Notre compréhension et notre engagement dans le tissu des événements de l’histoire ne relève pas d’abord de l’analyse politique ou stratégique. Ils dépendent de notre regard de croyant sur la totalité de l’histoire. Si nous croyons réellement à la résurrection du Christ, nous sommes conduits et appelés à juger des événements non en fonction de la seule situation présente, mais dans la certitude que le plan de salut de Dieu s’accomplit et aboutira malgré les épisodes dramatiques que nous ne pouvons pas toujours éviter.

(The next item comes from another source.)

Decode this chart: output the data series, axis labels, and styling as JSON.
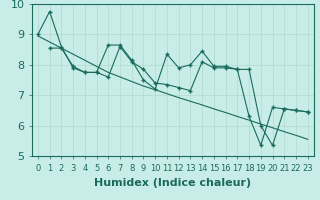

C’est dire que, sans jamais manquer à la compassion qui est la marque de la mission de Jésus, nous ne pouvons pas nous laisser emporter par la panique et l’anxiété comme ceux qui n’ont pas d’espérance.

Notre expérience, historique et millénaire, de l’Alliance nous apprend que l’appel de Dieu, toujours porté et diffusé par des individus, est adressé à un peuple et que le sujet de la fidélité humaine n’est pas seulement la somme des fidélités individuelles mais le peuple entier, même quand il se perçoit comme minoritaire. Cela veut dire que l’engagement des chrétiens dans l’histoire des hommes ne se réduit pas aux prises de position institutionnelles, si nécessaires soient-elles. Ces appels institutionnels, ou prophétiques pour dire les choses autrement, ont pour fonction de mobiliser le peuple tout entier, de susciter et de nourrir l’action de tous les fidèles dans tous les domaines de la vie sociale.

Ainsi l’Église est appelée à contribuer au « vivre ensemble » non seulement par des appels publics, non seulement par des relations pacifiques avec les autres religions, mais surtout par le signe qu’elle doit donner à travers son expérience communautaire qu’il y a une possibilité réelle de vivre dans la paix. Nos communautés doivent être des signes de relations nouvelles entre les citoyens ou, pour reprendre l’expression du Concile Vatican II « comme le sacrement de l’unité » à laquelle est appelé le genre humain.

C’est ainsi que nous pouvons manifester que le progrès du « vivre ensemble » est indissociable de la reconnaissance du fondement transcendant des relations fraternelles entre les hommes et du lien indissoluble entre la reconnaissance de Dieu comme Père universel et le respect dû à chaque être humain. Nous ne pouvons pas vivre en frères si nous n’acceptons pas d’avoir un même père.

Je vous remercie de votre attention.